Węgiersko-rumuńska granica
-
Michał
- 30 Sep, 2013
30 września 2013 – południe.
Stoimy na granicy HU-RO. Podobno policja coś sprawdza. Dziesiątki TIRów przepychają się w niezliczonych kolejkach, trąbiąc i wymachując uzbrojonymi w papierosy rękoma.
A ja w tym chaosie próbuję skonstruować jakieś zdanie po niemiecku, zapomnianym przeze mnie zdaje się natychmiast po opuszczeniu szkoły, w której z językiem tym nie miałem żadnego problemu. Nasz kierowca mówi po turecku, kurdyjsku, arabsku, rumuńsku i niemiecku. Pokutuje brak odrobionej pracy domowej ze znajomości podstawowych sformułowań w znanych mi językach. Żeby chociaż spojrzeć na kilka zdań po niemiecku…
Kontrola. Łapówka. Nasze paszporty wróciły, ale nadal stoimy na parkingu, a kierowca gdzieś poszedł.
Wrócił po dłuższej chwili:
– OK? – zapytałem.
Skinął głową.
– Gelt – dorzucił kręcąc głową z gestem liczenia.
Znowu postój. Wygląda to na ważenie, ale kierowca znowu gdzieś znika na odchodnym rzucając:
– 10 min.
Wrócił po pół godzinie i krótko podsumował procedurę przekraczania granicy: – Rumunia mafia.

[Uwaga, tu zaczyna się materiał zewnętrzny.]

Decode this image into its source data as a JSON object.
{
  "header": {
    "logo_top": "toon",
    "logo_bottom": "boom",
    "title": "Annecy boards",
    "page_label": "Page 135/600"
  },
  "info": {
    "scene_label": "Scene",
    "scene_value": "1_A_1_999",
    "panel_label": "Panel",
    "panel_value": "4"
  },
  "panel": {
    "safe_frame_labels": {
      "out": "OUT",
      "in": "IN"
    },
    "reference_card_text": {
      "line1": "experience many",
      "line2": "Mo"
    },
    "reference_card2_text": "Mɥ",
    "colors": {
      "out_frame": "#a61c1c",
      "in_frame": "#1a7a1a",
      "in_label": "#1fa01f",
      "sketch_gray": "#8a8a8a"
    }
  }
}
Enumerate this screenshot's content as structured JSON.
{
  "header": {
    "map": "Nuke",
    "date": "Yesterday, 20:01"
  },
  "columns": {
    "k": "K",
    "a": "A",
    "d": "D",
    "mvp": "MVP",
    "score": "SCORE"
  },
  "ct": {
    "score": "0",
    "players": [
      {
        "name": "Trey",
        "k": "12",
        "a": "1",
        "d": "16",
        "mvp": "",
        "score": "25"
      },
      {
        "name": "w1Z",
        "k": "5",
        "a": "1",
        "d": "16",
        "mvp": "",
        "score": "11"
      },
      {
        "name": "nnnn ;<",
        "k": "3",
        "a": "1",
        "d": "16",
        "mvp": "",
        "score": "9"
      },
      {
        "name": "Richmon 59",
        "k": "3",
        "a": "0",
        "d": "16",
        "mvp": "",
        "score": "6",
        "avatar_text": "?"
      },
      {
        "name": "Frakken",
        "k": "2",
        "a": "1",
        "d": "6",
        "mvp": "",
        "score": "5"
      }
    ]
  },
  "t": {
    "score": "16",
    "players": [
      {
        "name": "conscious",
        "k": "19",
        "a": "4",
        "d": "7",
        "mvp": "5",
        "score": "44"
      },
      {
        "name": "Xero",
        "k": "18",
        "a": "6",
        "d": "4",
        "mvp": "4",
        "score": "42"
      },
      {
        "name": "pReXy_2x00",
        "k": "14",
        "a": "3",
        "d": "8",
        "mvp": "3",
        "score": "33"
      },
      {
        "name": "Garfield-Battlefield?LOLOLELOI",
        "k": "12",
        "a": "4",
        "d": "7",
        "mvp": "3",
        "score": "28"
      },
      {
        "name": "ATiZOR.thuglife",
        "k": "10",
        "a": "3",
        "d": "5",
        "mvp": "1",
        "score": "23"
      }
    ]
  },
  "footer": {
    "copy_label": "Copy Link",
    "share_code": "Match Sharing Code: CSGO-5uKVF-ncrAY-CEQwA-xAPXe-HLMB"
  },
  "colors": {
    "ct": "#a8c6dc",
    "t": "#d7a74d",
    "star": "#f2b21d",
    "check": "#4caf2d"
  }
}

W końcu startujemy. Rzut oka na zegarek: 13:07.
Tuż za granicą kolejny postój. Kasia śpi, kierowca poszedł na kawę. Przed nami woda, za wodą miasto. Dookoła TIRy i różnej maści handlarze. Dwóch facetów siedzi na nowych, drewnianych krzesłach i sprzedają półkę TIRowcom. Właściwie dwie półki. Niby nic dziwnego, ale w pewnym momencie ubrany w markowe ciuchy sprzedawca podał chętnemu kierowcy jakiś mały przedmiot, w zamian dostał kasę. Półka nadal nie zmieniła właściciela.
Podjeżdża facet na rowerze i zaczyna do mnie gadać przez zamkniętą szybę. Kręcę głową, wzruszam ramionami.
– Nie zaczynaj z nim rozmowy – przekonuję siebie w myślach. Ten czeka i gada. Pasuje coś chociaż odpowiedzieć. Otworzyłem drzwi, bo elektryczna szyba nie działa bez kluczyka.
W ofercie:
– Daj papierosa.
– Daj 100 zł.
– Daj euro.
– Kobieta dla Ciebie i kierowcy.
– Nie? Mycie szyb? – dopiero teraz zauważyłem wiaderko z myjką.
Pokręciłem głową i zamknąłem drzwi. Oferta przedstawiona, odrzucona, czas na kolejnego potencjalnego klienta. Odjechał niewzruszony.